Banksy is one artful dodger

Exit Through the Gift Shop excels in prankish creativity

The documentary Exit Through the Gift Shop displays the tag “A Banksy film,” marking it a production of the enigmatic British street artist and political provocateur. Banksy’s prankish creativity works on a much larger scale than the typical graffiti artist armed with spray paint. Exit Through the Gift Shop shows Banksy and his accomplices steal a London phone box, slice it in half, reconstruct it at a right angle and return it to its original corner, like a sprawled corpse left in a pool of blood.

During the film, Banksy only appears on camera in stylized shadows or with his face and voice distorted. Still, he grants viewers a glimpse behind the curtain. At one point, he reveals handfuls of pound notes from a prank gone wrong. Banksy printed fake currency with the face of Princess Di instead of the Queen, but before he could use it to tweak the masses for their materialism, he realized that, when crumpled up, the ersatz money could be mistaken for the real thing. Unwittingly, he’d forged a half a million pounds.

Exit Through the Gift Shop takes a roundabout route to suggest that Banksy’s artistic influence had an even more spectacular and surprising side effect: A major portion of the documentary’s narrative may well be counterfeit. But no matter how you gauge its veracity, Exit Through the Gift Shop captures the exhilaration of an underground movement and the gullibility of the arts establishment.

Banksy actually serves as one of the film’s supporting players. Instead, we find a protagonist in Thierry Guetta, a schlubby French family man who runs a Los Angeles boutique and obsessively films his activities. When Guetta discovers that one of his cousins is the French street artist known as Space Invader, he follows his cousin’s illegal nighttime artistry. Guetta becomes enchanted with the street-art community and buddies up with the likes of Shepard Fairey, known (and somewhat notorious) for his iconic images of both Barack Obama and Andre the Giant. Exit Through the Gift Shop explores street art as a global movement and conveys the infectious thrill of minor civil disobedience in the name of self-expression.

The street artists see Guetta as both a mascot and a videographer of an ephemeral art form that invariably gets painted over or destroyed. Guetta eventually hangs out with Banksy, street art’s mystery man. In a gripping scene worthy of such heist film-inspired documentaries as The Cove and Man on Wire, Disneyland security nabs Guetta for assisting Banksy on a Guantanamo-inspired stunt.

Exit Through the Gift Shop’s first hour offers an energetic portrait of an outlaw artist sensibility. Narrator Rhys Ifans describes Guetta’s actions with wry, storybook irony. The vibe changes when collectors being snapping up Banksy’s work; that murdered phone box brings in six figures. After holding a successful Los Angeles art show, Banksy suggests that Guetta release his long-gestating documentary to capture the truth about street art. Guetta hasn’t been candid about his filmmaking credentials, however, and after viewing a rough cut of the film, Banksy remarks, “I wondered if Thierry wasn’t a filmmaker, but just someone with mental problems who had a camera.”

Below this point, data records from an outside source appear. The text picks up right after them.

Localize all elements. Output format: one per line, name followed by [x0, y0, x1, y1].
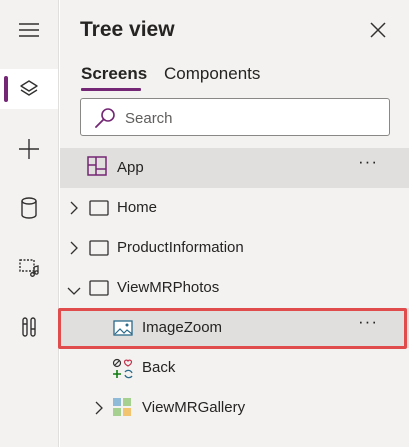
chevron-down-icon[interactable] — [67, 283, 81, 301]
close-icon[interactable] — [366, 18, 390, 42]
icon-control-icon — [112, 358, 134, 385]
tree-row-label: ViewMRPhotos — [117, 279, 220, 296]
tab-screens[interactable]: Screens — [81, 64, 147, 84]
tree-row-label: Home — [117, 199, 158, 216]
tree-row-viewmrphotos[interactable]: ViewMRPhotos — [60, 268, 409, 308]
tree-row-app[interactable]: App ··· — [60, 148, 409, 188]
tree-row-home[interactable]: Home — [60, 188, 409, 228]
tree-view-panel: Tree view Screens Components Search App … — [60, 0, 409, 447]
more-options-button[interactable]: ··· — [358, 312, 378, 332]
chevron-right-icon[interactable] — [69, 241, 79, 260]
advanced-tools-icon[interactable] — [0, 307, 58, 347]
insert-plus-icon[interactable] — [0, 129, 58, 169]
gallery-icon — [112, 397, 132, 422]
tree-row-label: Back — [142, 359, 176, 376]
tree-row-label: App — [117, 159, 144, 176]
data-cylinder-icon[interactable] — [0, 188, 58, 228]
tree-row-back[interactable]: Back — [60, 348, 409, 388]
app-icon — [87, 156, 107, 181]
search-placeholder: Search — [125, 110, 173, 127]
search-icon — [94, 108, 116, 133]
media-icon[interactable] — [0, 247, 58, 287]
tree-row-label: ViewMRGallery — [142, 399, 246, 416]
tree-row-label: ProductInformation — [117, 239, 244, 256]
tree-row-productinformation[interactable]: ProductInformation — [60, 228, 409, 268]
chevron-right-icon[interactable] — [94, 401, 104, 420]
more-options-button[interactable]: ··· — [358, 152, 378, 172]
tab-selected-underline — [81, 88, 141, 91]
screen-icon — [89, 240, 109, 261]
panel-title: Tree view — [80, 18, 175, 41]
tree-row-viewmrgallery[interactable]: ViewMRGallery — [60, 388, 409, 428]
tree-row-label: ImageZoom — [142, 319, 223, 336]
active-indicator — [4, 76, 8, 102]
image-icon — [113, 320, 133, 341]
hamburger-menu-icon[interactable] — [0, 10, 58, 50]
screen-icon — [89, 280, 109, 301]
chevron-right-icon[interactable] — [69, 201, 79, 220]
tab-components[interactable]: Components — [164, 64, 260, 84]
left-rail — [0, 0, 59, 447]
tree-view-layers-icon[interactable] — [0, 69, 58, 109]
tree-row-imagezoom[interactable]: ImageZoom ··· — [60, 308, 409, 348]
screen-icon — [89, 200, 109, 221]
search-input[interactable]: Search — [80, 98, 390, 136]
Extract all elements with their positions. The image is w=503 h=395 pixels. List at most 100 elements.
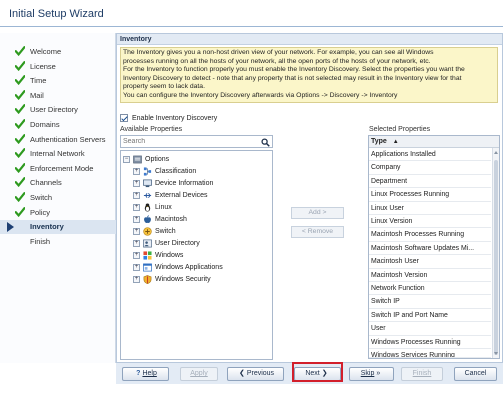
expand-icon[interactable]: + xyxy=(133,275,140,283)
list-item[interactable]: Windows Services Running xyxy=(369,349,491,358)
list-item[interactable]: Linux Version xyxy=(369,215,491,229)
list-item[interactable]: Company xyxy=(369,161,491,175)
tree-item[interactable]: + Switch xyxy=(133,225,176,237)
tree-item[interactable]: + Windows Security xyxy=(133,273,211,285)
list-item[interactable]: Macintosh Version xyxy=(369,269,491,282)
windows-icon xyxy=(143,250,152,260)
skip-button[interactable]: Skip» xyxy=(349,367,394,381)
add-button[interactable]: Add > xyxy=(291,207,344,219)
checkmark-icon xyxy=(15,162,25,173)
sidebar-step[interactable]: Authentication Servers xyxy=(0,133,116,147)
list-item[interactable]: Department xyxy=(369,175,491,189)
sidebar-step[interactable]: Internal Network xyxy=(0,147,116,161)
list-item[interactable]: Network Function xyxy=(369,282,491,296)
search-field[interactable] xyxy=(120,135,273,148)
expand-icon[interactable]: + xyxy=(133,191,140,199)
search-icon[interactable] xyxy=(261,138,270,147)
sidebar-step[interactable]: Channels xyxy=(0,176,116,190)
sidebar-step[interactable]: Policy xyxy=(0,206,116,220)
list-item[interactable]: Switch IP and Port Name xyxy=(369,309,491,323)
device-info-icon xyxy=(143,179,152,187)
sidebar-step[interactable]: Welcome xyxy=(0,45,116,59)
checkmark-icon xyxy=(15,104,25,115)
sidebar-step[interactable]: Time xyxy=(0,74,116,88)
apple-icon xyxy=(144,214,151,223)
sidebar-step[interactable]: User Directory xyxy=(0,103,116,117)
selected-list-scrollbar[interactable] xyxy=(492,148,499,358)
sidebar-step-label: Mail xyxy=(30,90,44,100)
windows-apps-icon xyxy=(143,263,152,271)
options-folder-icon xyxy=(133,155,142,163)
list-item[interactable]: Macintosh Processes Running xyxy=(369,228,491,242)
sidebar-step-label: Channels xyxy=(30,178,62,188)
list-item[interactable]: Linux Processes Running xyxy=(369,188,491,202)
help-button[interactable]: ? Help xyxy=(122,367,169,381)
help-icon: ? xyxy=(136,370,141,377)
type-column-label: Type xyxy=(371,138,387,145)
expand-icon[interactable]: + xyxy=(133,215,140,223)
expand-icon[interactable]: + xyxy=(133,251,140,259)
tree-item-label: Windows Applications xyxy=(155,263,223,271)
tree-item[interactable]: + Classification xyxy=(133,165,196,177)
expand-icon[interactable]: + xyxy=(133,239,140,247)
checkmark-icon xyxy=(15,177,25,188)
list-item[interactable]: Macintosh User xyxy=(369,255,491,269)
skip-label: Skip xyxy=(360,370,375,377)
tree-item[interactable]: + Linux xyxy=(133,201,172,213)
expand-icon[interactable]: + xyxy=(133,179,140,187)
list-item[interactable]: Switch IP xyxy=(369,295,491,309)
description-line: The Inventory gives you a non-host drive… xyxy=(123,49,434,56)
checkmark-icon xyxy=(15,119,25,129)
collapse-icon[interactable]: − xyxy=(123,155,130,163)
selected-properties-list[interactable]: Type ▲ Applications Installed Company De… xyxy=(368,135,500,359)
tree-item[interactable]: + External Devices xyxy=(133,189,208,201)
list-item[interactable]: Applications Installed xyxy=(369,148,491,162)
tree-item[interactable]: + User Directory xyxy=(133,237,200,249)
scroll-up-icon[interactable] xyxy=(494,151,498,154)
sidebar-step[interactable]: Domains xyxy=(0,118,116,132)
switch-icon xyxy=(143,226,152,236)
tree-item-label: Macintosh xyxy=(155,215,187,223)
expand-icon[interactable]: + xyxy=(133,227,140,235)
description-box: The Inventory gives you a non-host drive… xyxy=(120,47,498,103)
sidebar-step[interactable]: Mail xyxy=(0,89,116,103)
tree-item[interactable]: + Macintosh xyxy=(133,213,187,225)
list-item[interactable]: Linux User xyxy=(369,202,491,215)
tree-item[interactable]: + Windows Applications xyxy=(133,261,223,273)
description-line: property seem to lack data. xyxy=(123,83,205,91)
sidebar-step[interactable]: Inventory xyxy=(0,220,116,235)
apply-button[interactable]: Apply xyxy=(180,367,218,381)
enable-inventory-row[interactable]: Enable Inventory Discovery xyxy=(120,114,217,122)
scroll-thumb[interactable] xyxy=(494,160,498,355)
sidebar-step[interactable]: License xyxy=(0,60,116,74)
tree-item-label: Linux xyxy=(155,203,172,211)
tree-item[interactable]: + Windows xyxy=(133,249,183,261)
list-item[interactable]: Windows Processes Running xyxy=(369,336,491,349)
wizard-title: Initial Setup Wizard xyxy=(9,8,104,20)
tree-item[interactable]: + Device Information xyxy=(133,177,213,189)
checkmark-icon xyxy=(15,148,25,159)
enable-inventory-checkbox[interactable] xyxy=(120,114,128,122)
sidebar-step-label: Policy xyxy=(30,207,51,217)
sidebar-step[interactable]: Switch xyxy=(0,191,116,205)
finish-button[interactable]: Finish xyxy=(401,367,443,381)
finish-label: Finish xyxy=(412,370,432,377)
cancel-button[interactable]: Cancel xyxy=(454,367,497,381)
expand-icon[interactable]: + xyxy=(133,263,140,271)
remove-button[interactable]: < Remove xyxy=(291,226,344,238)
list-item[interactable]: Macintosh Software Updates Mi... xyxy=(369,242,491,256)
sidebar-step[interactable]: Enforcement Mode xyxy=(0,162,116,176)
available-properties-tree[interactable]: − Options + Classification + Device Info… xyxy=(120,150,273,360)
search-input[interactable] xyxy=(121,136,256,147)
sidebar-step[interactable]: Finish xyxy=(0,235,116,249)
usb-icon xyxy=(143,192,152,198)
list-item[interactable]: User xyxy=(369,322,491,336)
sidebar-step-label: User Directory xyxy=(30,105,78,115)
expand-icon[interactable]: + xyxy=(133,167,140,175)
tree-root-options[interactable]: − Options xyxy=(123,153,169,165)
apply-label: Apply xyxy=(190,370,208,377)
previous-button[interactable]: ❮ Previous xyxy=(227,367,284,381)
expand-icon[interactable]: + xyxy=(133,203,140,211)
scroll-down-icon[interactable] xyxy=(494,352,498,355)
type-column-header[interactable]: Type ▲ xyxy=(369,136,499,148)
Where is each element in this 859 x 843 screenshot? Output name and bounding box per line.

Banksy offers to edit Guetta’s footage and urges the French wannabe street artist to return to Los Angeles and pursue his new creative dream. Even more than those Lady Di pound notes, Banksy’s blessing has a Frankenstein-like outcome. Guetta takes the handle Mr. Brainwash and mounts a massive art opening. You don’t have to be an art expert to recognize Mr. Brainwash’s mass-produced pieces as derivative, sub-Warhol crap, even as Guetta demonstrates more financial resources and public relations savvy than we’d guess.

Some critics have speculated that Mr. Brainwash’s highly publicized shows are hoaxes perpetuated by Banksy to expose the art world’s indiscriminate herd mentality. Fairey insists that Exit Through the Gift Shop reveals an accurate story, but Guetta can be suspiciously coy in interviews that challenge his identity. Certainly, the title Exit Through the Gift Shop telegraphs Banksy’s critique of art world commercialism. The documentary can change your perspective on everything from graffiti to million-dollar art auctions, even if you don’t succumb to the claims of Mr. Brainwash.